À l’issue d’un scrutin marqué par une mobilisation exceptionnelle, le général Brice Clotaire Oligui Nguema, chef de la transition et désormais « président-candidat », semble en passe de consolider son pouvoir au Gabon. Les premiers résultats partiels diffusés par des médias officiels, notamment Gabon 24 et CTRI News, le placent largement en tête dans plusieurs provinces du pays.
Il s’agissait de la première élection présidentielle organisée depuis le coup d’État d’août 2023, qui a mis fin à plus de cinq décennies de règne de la famille Bongo. Pour la première fois, le général Oligui Nguema, qui avait promis un retour à l’ordre constitutionnel, se présentait devant les électeurs pour solliciter un mandat présidentiel de sept ans.
Samedi 12 avril, les Gabonais ont massivement répondu à l’appel des urnes. Le ministère de l’Intérieur a fait état d’un taux de participation de 87,21 % à 18h30, un chiffre qualifié d’« historique » par les analystes locaux. De longues files d’attente ont été observées devant les 3.037 bureaux de vote à travers le pays et dans la diaspora, signe d’un regain de confiance dans le processus électoral.
À Libreville, la capitale, l’ambiance était à la fois calme et empreinte d’espoir. « Ça faisait longtemps que je n’avais pas voté, mais cette fois-ci, j’ai senti que ça valait le coup », a confié Olivina Migombe, 58 ans, rencontrée à la sortie de la messe du dimanche des Rameaux. Comme elle, de nombreux citoyens affirment avoir voté pour Brice Oligui, dans l’espoir de voir enfin se matérialiser un changement attendu depuis longtemps.
Durant la nuit électorale, les images diffusées par la télévision publique ont montré des bulletins s’accumulant en faveur du candidat Oligui, les chiffres étant inscrits à la craie sur des tableaux noirs dans les centres de dépouillement. Dans plusieurs bureaux de vote, tant au Gabon qu’à l’étranger, des pourcentages atteignant 100 % en sa faveur ont été rapportés.
Le ministère de l’Intérieur, par la voix d’Hermann Immongault, devrait annoncer les résultats provisoires dans la journée de dimanche. Mais déjà, la tendance semble se dessiner : Oligui Nguema serait en route vers une victoire confortable face à ses sept adversaires, restés pour la plupart très discrets pendant la campagne. Son principal challenger, l’ancien Premier ministre Alain-Claude Bilie By Nze, n’a pas réussi à fédérer une opposition forte.
Fait notable : les autorités gabonaises ont autorisé, pour la première fois, les médias privés et internationaux à filmer le processus de dépouillement. Des observateurs internationaux, présents tout au long de la journée, n’ont signalé aucun incident majeur. Cette ouverture, saluée par plusieurs chancelleries étrangères, vise à restaurer la crédibilité des institutions électorales après des décennies de scrutins contestés.
Si la victoire de Brice Oligui Nguema venait à se confirmer, il devra rapidement s’attaquer à une série de défis structurels.

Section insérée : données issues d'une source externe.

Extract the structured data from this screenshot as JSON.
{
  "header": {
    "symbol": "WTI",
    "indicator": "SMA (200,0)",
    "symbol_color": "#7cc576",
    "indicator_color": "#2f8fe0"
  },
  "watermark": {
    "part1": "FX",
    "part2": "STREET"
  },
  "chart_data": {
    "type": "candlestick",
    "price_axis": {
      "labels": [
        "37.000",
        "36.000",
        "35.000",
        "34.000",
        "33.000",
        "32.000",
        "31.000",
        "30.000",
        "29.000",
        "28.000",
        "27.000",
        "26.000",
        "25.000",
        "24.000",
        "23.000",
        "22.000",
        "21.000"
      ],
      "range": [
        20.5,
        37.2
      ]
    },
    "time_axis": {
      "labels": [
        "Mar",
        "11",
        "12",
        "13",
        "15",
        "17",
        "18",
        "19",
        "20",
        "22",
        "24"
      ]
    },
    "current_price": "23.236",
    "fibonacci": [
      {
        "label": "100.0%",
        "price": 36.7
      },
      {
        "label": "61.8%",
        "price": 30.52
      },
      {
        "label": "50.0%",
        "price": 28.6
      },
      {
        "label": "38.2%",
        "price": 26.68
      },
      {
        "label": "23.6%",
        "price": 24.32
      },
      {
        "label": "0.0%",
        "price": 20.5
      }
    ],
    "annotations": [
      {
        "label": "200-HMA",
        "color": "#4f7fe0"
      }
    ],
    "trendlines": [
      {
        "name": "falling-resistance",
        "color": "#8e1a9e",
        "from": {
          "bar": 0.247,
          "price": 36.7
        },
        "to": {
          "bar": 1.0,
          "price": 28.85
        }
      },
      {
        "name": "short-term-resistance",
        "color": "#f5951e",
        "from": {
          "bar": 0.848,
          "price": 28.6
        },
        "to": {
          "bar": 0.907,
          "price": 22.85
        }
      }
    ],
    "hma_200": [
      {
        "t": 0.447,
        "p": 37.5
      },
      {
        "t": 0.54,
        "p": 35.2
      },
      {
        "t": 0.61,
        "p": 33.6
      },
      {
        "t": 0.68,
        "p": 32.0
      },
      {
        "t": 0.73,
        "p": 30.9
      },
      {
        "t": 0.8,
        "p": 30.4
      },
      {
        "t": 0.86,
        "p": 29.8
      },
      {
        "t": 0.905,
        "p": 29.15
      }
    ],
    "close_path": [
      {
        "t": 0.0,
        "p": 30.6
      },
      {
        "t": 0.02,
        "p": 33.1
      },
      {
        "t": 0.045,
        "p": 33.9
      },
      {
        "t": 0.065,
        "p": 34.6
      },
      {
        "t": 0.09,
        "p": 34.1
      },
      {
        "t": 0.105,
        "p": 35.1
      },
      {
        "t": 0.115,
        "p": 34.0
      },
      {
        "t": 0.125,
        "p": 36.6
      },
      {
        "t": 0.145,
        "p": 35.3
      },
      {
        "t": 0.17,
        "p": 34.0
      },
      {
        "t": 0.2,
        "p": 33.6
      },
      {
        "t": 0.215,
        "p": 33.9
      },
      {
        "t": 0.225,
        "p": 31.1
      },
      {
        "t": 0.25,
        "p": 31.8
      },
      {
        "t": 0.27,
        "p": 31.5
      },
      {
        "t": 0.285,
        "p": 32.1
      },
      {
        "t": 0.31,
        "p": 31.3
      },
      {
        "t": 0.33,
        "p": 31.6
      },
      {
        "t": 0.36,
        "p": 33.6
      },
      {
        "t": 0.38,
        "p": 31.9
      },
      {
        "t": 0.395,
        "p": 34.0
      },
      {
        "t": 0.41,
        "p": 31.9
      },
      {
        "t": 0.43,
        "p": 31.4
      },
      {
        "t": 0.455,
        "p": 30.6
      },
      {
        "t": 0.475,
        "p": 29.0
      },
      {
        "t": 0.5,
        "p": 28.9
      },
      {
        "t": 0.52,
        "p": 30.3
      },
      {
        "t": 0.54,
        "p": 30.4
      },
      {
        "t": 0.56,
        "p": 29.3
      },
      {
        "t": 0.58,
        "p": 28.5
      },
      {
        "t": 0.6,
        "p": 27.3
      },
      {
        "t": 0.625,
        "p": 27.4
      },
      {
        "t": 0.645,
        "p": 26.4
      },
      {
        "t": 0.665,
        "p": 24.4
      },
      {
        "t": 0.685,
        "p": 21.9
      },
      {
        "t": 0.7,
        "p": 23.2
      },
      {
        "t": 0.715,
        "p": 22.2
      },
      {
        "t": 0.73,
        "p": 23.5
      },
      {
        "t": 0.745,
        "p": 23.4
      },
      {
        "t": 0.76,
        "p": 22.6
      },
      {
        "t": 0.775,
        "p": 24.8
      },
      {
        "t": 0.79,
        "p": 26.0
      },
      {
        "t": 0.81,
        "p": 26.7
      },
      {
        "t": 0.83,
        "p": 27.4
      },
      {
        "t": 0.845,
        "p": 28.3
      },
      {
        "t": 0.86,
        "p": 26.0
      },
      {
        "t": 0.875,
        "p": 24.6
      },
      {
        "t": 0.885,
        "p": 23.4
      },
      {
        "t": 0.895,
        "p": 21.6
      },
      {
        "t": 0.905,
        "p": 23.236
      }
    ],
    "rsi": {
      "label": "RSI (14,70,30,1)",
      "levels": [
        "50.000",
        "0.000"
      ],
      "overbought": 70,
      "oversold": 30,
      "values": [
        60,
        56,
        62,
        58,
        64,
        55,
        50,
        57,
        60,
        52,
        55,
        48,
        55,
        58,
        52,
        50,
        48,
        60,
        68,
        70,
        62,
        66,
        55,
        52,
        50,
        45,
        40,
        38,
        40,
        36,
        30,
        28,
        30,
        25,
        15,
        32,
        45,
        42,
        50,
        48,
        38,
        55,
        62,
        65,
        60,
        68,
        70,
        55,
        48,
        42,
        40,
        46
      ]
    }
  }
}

Le pays, riche en ressources naturelles mais miné par des décennies de mauvaise gouvernance, reste confronté à un chômage endémique, des infrastructures dégradées, des pannes récurrentes d’électricité, des coupures d’eau, des hôpitaux et écoles en souffrance, ainsi qu’une dette publique estimée à plus de 73 % du PIB en 2024.
Les 2,3 millions d’habitants du Gabon, longtemps tenus à l’écart des décisions publiques, attendent désormais des résultats concrets. Le changement promis par Oligui Nguema ne pourra s’accomplir qu’au prix de réformes profondes, d’une lutte effective contre la corruption et d’un redressement des finances publiques.

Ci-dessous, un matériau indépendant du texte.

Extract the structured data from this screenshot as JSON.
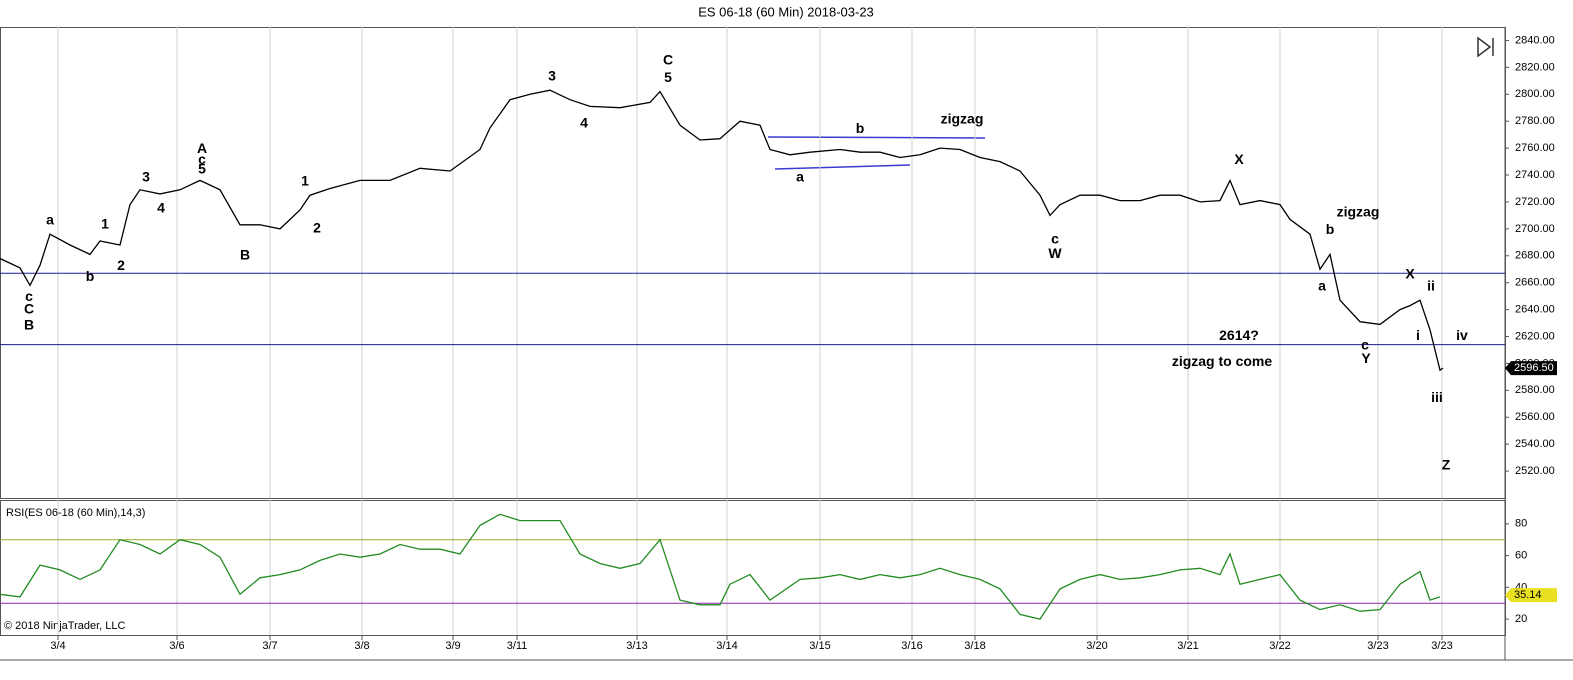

En attendant la proclamation des résultats définitifs, l’heure est à l’observation prudente. Pour beaucoup de Gabonais, cette élection symbolise une rupture avec un passé politique lourd de frustrations. Reste à savoir si l’ancien général saura incarner durablement l’espoir de renouveau démocratique qui semble s’être exprimé dans les urnes.